A nursery in a hospital in Germany, 2011 (Photo: GettyImages)
A three-month-old baby girl was diagnosed at Rambam Hospital with progeria, a very rare and severe syndrome that causes aging at an accelerated rate. This is the first case of the syndrome diagnosed in Israel, which you may be familiar with from the movie Benjamin Button.
Progeria syndrome – or Hutchinson-Guilford Progeria syndrome (the doctors who first described it) – is a rare and fatal genetic disease characterized by the process of accelerated aging in early childhood. The meaning of the name progeria in Greek is premature old age.
Progeria syndrome is caused by a mutation in a gene called LMNA that is responsible for producing a protein called lamin, which produces the structural scaffolding that holds the nuclei of a body cell in a normal structure. Researchers studying the rare syndrome believe that the same defective protein makes the nucleus of many cells in the body unstable, leading to accelerated aging. This means a loss of cell renewal and repair of cell damage.
Born with a healthy look
They are born healthy and normal, and the first signs in children with progeria usually begin to appear around the age of 18-24 months. Signs of the syndrome include slowing down and stopping the growth process, loss of adipose tissue in the body and loss of hair, aging of the skin and the appearance of wrinkles. Some of the signs even include joint stiffness and a range of diseases that characterize old age, including atherosclerosis, heart disease and stroke.
Brad Pitt in Cancer Benjamin Button.
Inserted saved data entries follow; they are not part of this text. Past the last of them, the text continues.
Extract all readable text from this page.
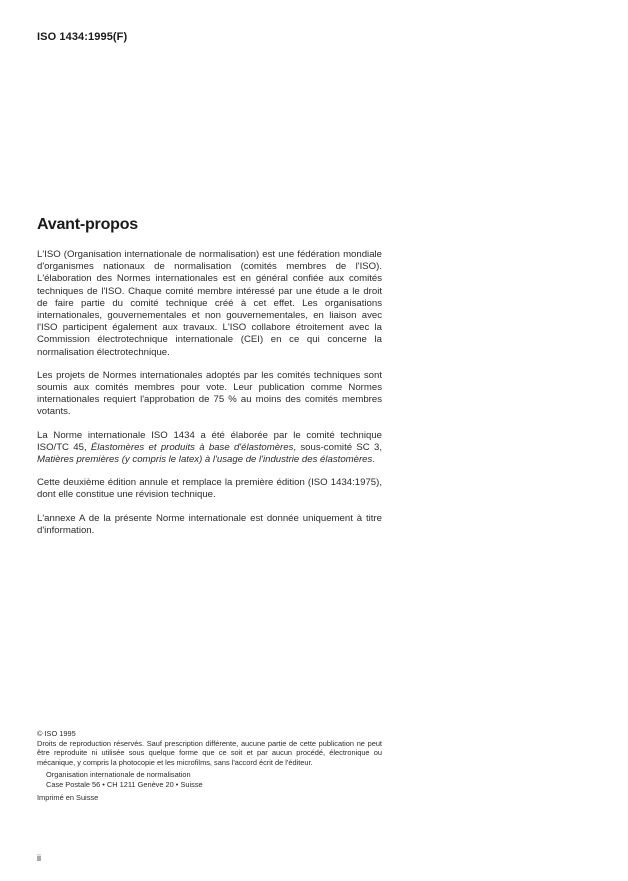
ISO 1434:1995(F)
Avant-propos

L'ISO (Organisation internationale de normalisation) est une fédération mondiale d'organismes nationaux de normalisation (comités membres de l'ISO). L'élaboration des Normes internationales est en général confiée aux comités techniques de l'ISO. Chaque comité membre intéressé par une étude a le droit de faire partie du comité technique créé à cet effet. Les organisations internationales, gouvernementales et non gouvernementales, en liaison avec l'ISO participent également aux travaux. L'ISO collabore étroitement avec la Commission électrotechnique internationale (CEI) en ce qui concerne la normalisation électrotechnique.

Les projets de Normes internationales adoptés par les comités techniques sont soumis aux comités membres pour vote. Leur publication comme Normes internationales requiert l'approbation de 75 % au moins des comités membres votants.

La Norme internationale ISO 1434 a été élaborée par le comité technique ISO/TC 45, Élastomères et produits à base d'élastomères, sous-comité SC 3, Matières premières (y compris le latex) à l'usage de l'industrie des élastomères.

Cette deuxième édition annule et remplace la première édition (ISO 1434:1975), dont elle constitue une révision technique.

L'annexe A de la présente Norme internationale est donnée uniquement à titre d'information.

© ISO 1995
Droits de reproduction réservés. Sauf prescription différente, aucune partie de cette publication ne peut être reproduite ni utilisée sous quelque forme que ce soit et par aucun procédé, électronique ou mécanique, y compris la photocopie et les microfilms, sans l'accord écrit de l'éditeur.
Organisation internationale de normalisation
Case Postale 56 • CH 1211 Genève 20 • Suisse
Imprimé en Suisse
ii
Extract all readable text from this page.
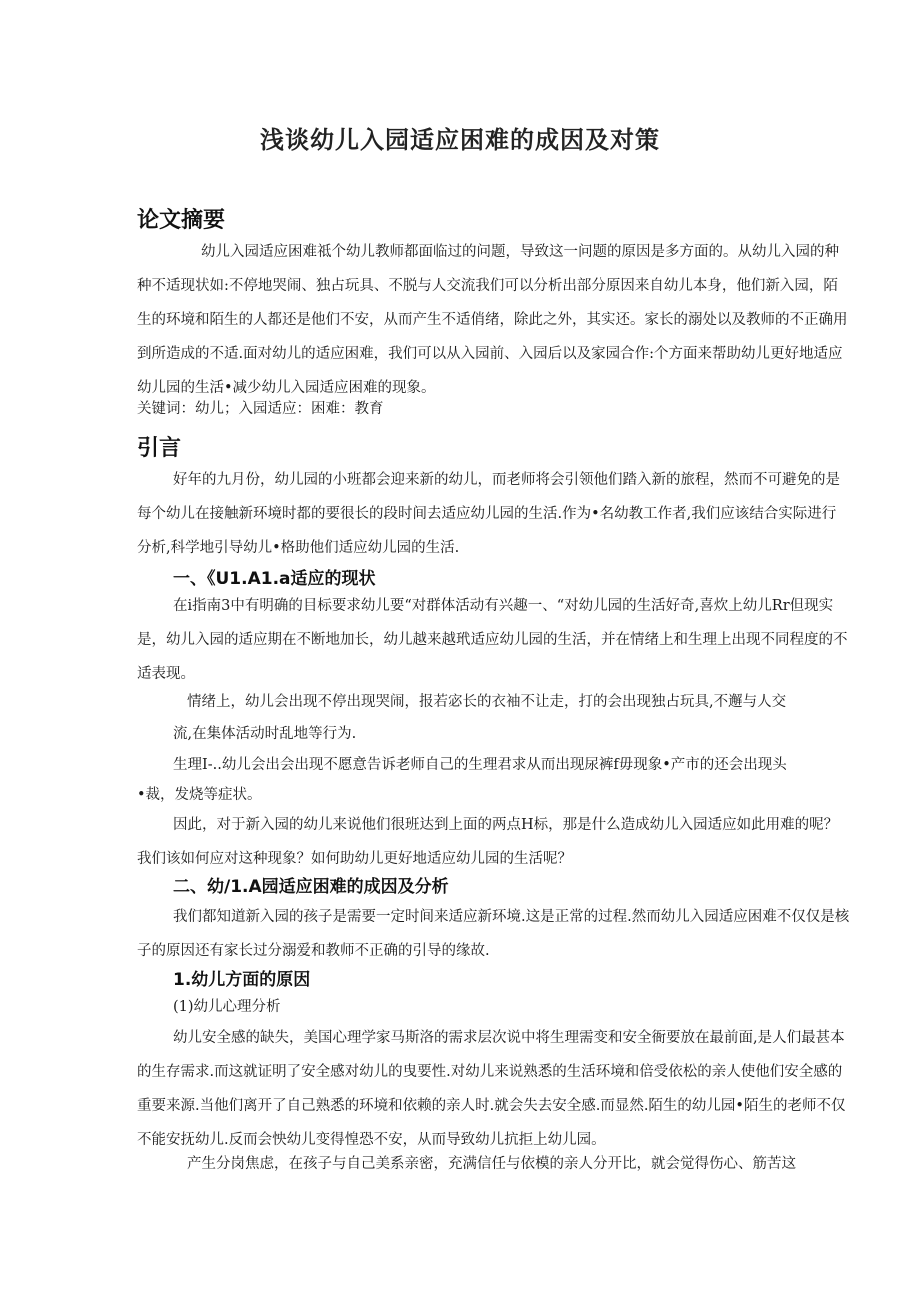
浅谈幼儿入园适应困难的成因及对策
论文摘要

幼儿入园适应困难祗个幼儿教师都面临过的问题，导致这一问题的原因是多方面的。从幼儿入园的种种不适现状如:不停地哭闹、独占玩具、不脱与人交流我们可以分析出部分原因来自幼儿本身，他们新入园，陌生的环境和陌生的人都还是他们不安，从而产生不适俏绪，除此之外，其实还。家长的溺处以及教师的不正确用到所造成的不适.面对幼儿的适应困难，我们可以从入园前、入园后以及家园合作:个方面来帮助幼儿更好地适应幼儿园的生活•减少幼儿入园适应困难的现象。

关键词：幼儿；入园适应：困难：教育

引言

好年的九月份，幼儿园的小班都会迎来新的幼儿，而老师将会引领他们踏入新的旅程，然而不可避免的是每个幼儿在接触新环境时都的要很长的段时间去适应幼儿园的生活.作为•名幼教工作者,我们应该结合实际进行分析,科学地引导幼儿•格助他们适应幼儿园的生活.

一、《U1.A1.a适应的现状

在i指南3中有明确的目标要求幼儿要“对群体活动有兴趣一、“对幼儿园的生活好奇,喜炊上幼儿Rr但现实是，幼儿入园的适应期在不断地加长，幼儿越来越玳适应幼儿园的生活，并在情绪上和生理上出现不同程度的不适表现。

情绪上，幼儿会出现不停出现哭闹，报若宓长的衣袖不让走，打的会出现独占玩具,不邂与人交

流,在集体活动时乱地等行为.

生理I-..幼儿会出会出现不愿意告诉老师自己的生理君求从而出现尿裤f毋现象•产市的还会出现头

•裁，发烧等症状。

因此，对于新入园的幼儿来说他们很班达到上面的两点H标，那是什么造成幼儿入园适应如此用难的呢？我们该如何应对这种现象？如何助幼儿更好地适应幼儿园的生活呢？

二、幼/1.A园适应困难的成因及分析

我们都知道新入园的孩子是需要一定时间来适应新环境.这是正常的过程.然而幼儿入园适应困难不仅仅是核子的原因还有家长过分溺爱和教师不正确的引导的缘故.

1.幼儿方面的原因

(1)幼儿心理分析

幼儿安全感的缺失，美国心理学家马斯洛的需求层次说中将生理需变和安全衙要放在最前面,是人们最甚本的生存需求.而这就证明了安全感对幼儿的曳要性.对幼儿来说熟悉的生活环境和倍受依松的亲人使他们安全感的重要来源.当他们离开了自己熟悉的环境和依赖的亲人时.就会失去安全感.而显然.陌生的幼儿园•陌生的老师不仅不能安抚幼儿.反而会怏幼儿变得惶恐不安，从而导致幼儿抗拒上幼儿园。

产生分岗焦虑，在孩子与自己美系亲密，充满信任与依模的亲人分开比，就会觉得伤心、筋苦这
Draw the story from progeria (Photo: Walla! editorial board, screenshot)
Most children with the syndrome have a typical appearance, which makes them, like other syndromes, similar to each other despite having different ethnic backgrounds. In most cases, children diagnosed with progeria die around age 14 from complications of cardiovascular disease, similar to the leading cause of death in adults.
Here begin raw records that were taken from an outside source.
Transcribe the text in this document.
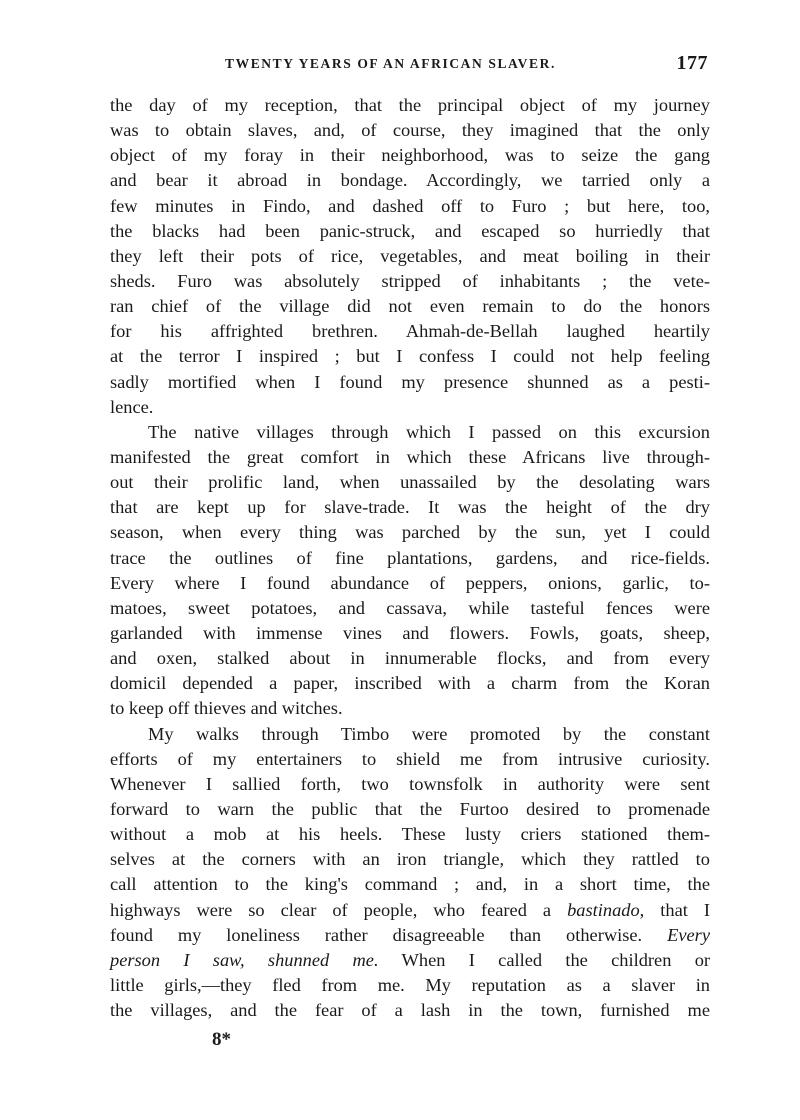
TWENTY YEARS OF AN AFRICAN SLAVER.	177
the day of my reception, that the principal object of my journey
was to obtain slaves, and, of course, they imagined that the only
object of my foray in their neighborhood, was to seize the gang
and bear it abroad in bondage. Accordingly, we tarried only a
few minutes in Findo, and dashed off to Furo ; but here, too,
the blacks had been panic-struck, and escaped so hurriedly that
they left their pots of rice, vegetables, and meat boiling in their
sheds. Furo was absolutely stripped of inhabitants ; the vete-
ran chief of the village did not even remain to do the honors
for his affrighted brethren. Ahmah-de-Bellah laughed heartily
at the terror I inspired ; but I confess I could not help feeling
sadly mortified when I found my presence shunned as a pesti-
lence.
The native villages through which I passed on this excursion
manifested the great comfort in which these Africans live through-
out their prolific land, when unassailed by the desolating wars
that are kept up for slave-trade. It was the height of the dry
season, when every thing was parched by the sun, yet I could
trace the outlines of fine plantations, gardens, and rice-fields.
Every where I found abundance of peppers, onions, garlic, to-
matoes, sweet potatoes, and cassava, while tasteful fences were
garlanded with immense vines and flowers. Fowls, goats, sheep,
and oxen, stalked about in innumerable flocks, and from every
domicil depended a paper, inscribed with a charm from the Koran
to keep off thieves and witches.
My walks through Timbo were promoted by the constant
efforts of my entertainers to shield me from intrusive curiosity.
Whenever I sallied forth, two townsfolk in authority were sent
forward to warn the public that the Furtoo desired to promenade
without a mob at his heels. These lusty criers stationed them-
selves at the corners with an iron triangle, which they rattled to
call attention to the king's command ; and, in a short time, the
highways were so clear of people, who feared a bastinado, that I
found my loneliness rather disagreeable than otherwise. Every
person I saw, shunned me. When I called the children or
little girls,—they fled from me. My reputation as a slaver in
the villages, and the fear of a lash in the town, furnished me
8*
To date, there is no medical solution that can stop or prevent the onset of the disease. The only treatment is treatments that target the complications of the disease rather than the underlying problem. It is important to note that there are a number of prognia-like syndromes, also called "adult progeria", in which symptoms do not begin until the late teens and with a life expectancy of 40-50 years.